VietNamNet
- Logo of the global (English) edition of VietNamNet
- Type: Online newspaper
- Owner: Ministry of Information and Communications
- Editor-in-chief: Nguyễn Văn Bá
- Staff writers: More than 300
- Founded: December 19, 1997; 28 years ago
- Political alignment: Yes
- Language: Vietnamese, English
- Headquarters: C’Land Building - 156 Xã Đàn 2, Nam Đồng, Đống Đa, Hanoi
- Sister newspapers: tintuconline.com.vn 2sao.vn vef.vn Infonet.vn ictnews.vn
- Website: vietnamnet.vn (vi-VN) vietnamnet.vn/en (en-US)

= VietNamNet =

Vietnamese online newspaper

VietNamNet (abbreviated as VNN) is an online newspaper in Vietnam affiliated to the Ministry of Information and Communications. Its content is published daily in both Vietnamese and English, and cover categories including international news, information technology, sports, music, fashion, online interviews, etc.
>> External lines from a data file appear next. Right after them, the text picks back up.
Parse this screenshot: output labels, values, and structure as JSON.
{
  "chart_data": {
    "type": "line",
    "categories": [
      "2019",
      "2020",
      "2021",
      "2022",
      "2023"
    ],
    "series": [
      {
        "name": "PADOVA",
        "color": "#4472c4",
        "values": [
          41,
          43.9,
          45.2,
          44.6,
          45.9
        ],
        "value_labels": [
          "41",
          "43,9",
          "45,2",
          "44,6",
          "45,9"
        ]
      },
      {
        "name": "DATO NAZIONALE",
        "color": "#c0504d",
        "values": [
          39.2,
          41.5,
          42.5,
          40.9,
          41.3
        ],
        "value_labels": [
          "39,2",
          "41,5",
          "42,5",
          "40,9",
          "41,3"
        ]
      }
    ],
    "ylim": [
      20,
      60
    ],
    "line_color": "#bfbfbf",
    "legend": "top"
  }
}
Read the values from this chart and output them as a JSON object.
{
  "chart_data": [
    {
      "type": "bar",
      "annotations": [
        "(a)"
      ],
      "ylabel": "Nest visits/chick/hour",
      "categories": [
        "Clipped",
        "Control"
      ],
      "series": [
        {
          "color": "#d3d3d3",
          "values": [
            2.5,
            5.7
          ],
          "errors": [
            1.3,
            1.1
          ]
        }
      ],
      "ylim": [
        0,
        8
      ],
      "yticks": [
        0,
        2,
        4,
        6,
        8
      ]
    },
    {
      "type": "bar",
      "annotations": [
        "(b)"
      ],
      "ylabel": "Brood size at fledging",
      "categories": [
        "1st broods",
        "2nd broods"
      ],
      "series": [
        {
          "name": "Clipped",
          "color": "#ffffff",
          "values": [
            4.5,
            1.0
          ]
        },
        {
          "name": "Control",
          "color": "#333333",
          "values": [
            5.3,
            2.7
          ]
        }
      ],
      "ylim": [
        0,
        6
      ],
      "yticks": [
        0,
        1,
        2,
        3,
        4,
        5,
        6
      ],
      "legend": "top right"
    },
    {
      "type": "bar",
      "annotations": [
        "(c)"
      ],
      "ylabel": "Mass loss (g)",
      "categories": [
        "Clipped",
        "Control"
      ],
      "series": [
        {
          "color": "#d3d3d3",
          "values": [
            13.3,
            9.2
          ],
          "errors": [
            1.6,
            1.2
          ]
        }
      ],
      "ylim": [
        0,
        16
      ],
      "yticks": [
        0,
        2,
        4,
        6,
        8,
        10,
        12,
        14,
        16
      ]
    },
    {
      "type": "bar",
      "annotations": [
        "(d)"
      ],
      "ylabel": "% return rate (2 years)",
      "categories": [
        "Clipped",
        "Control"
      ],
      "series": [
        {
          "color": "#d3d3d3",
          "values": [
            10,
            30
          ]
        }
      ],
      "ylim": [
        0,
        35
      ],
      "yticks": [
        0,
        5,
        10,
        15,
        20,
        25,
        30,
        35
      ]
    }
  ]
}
It is located in Đống Đa, Hanoi.

==History==
VietNamNet was granted the latest operating license on January 23, 2003.

On May 15, 2008, it was proposed that VietNamNet's ownership be transferred from VNPT to Vietnam's Ministry of Information and Communications.

In 2019, VietNamNet and Vietnam Post online newspapers were merged.

==Hacker attacks==
On January 4, 2011, VietNamNet's server was attacked by hackers - who then gained control of hundreds of thousands of computers. At that time, this was the largest denial-of-service attack to have ever happened in Vietnam – some compared it to the case of hackers attacking the US Department of Defense's website in 2009.

Google and McAfee later revealed there was evidence that the hacker groups were affiliated with the Vietnamese government. However, editor-in-chief Nguyễn Anh Tuấn insisted that he did not believe the government was behind this attack.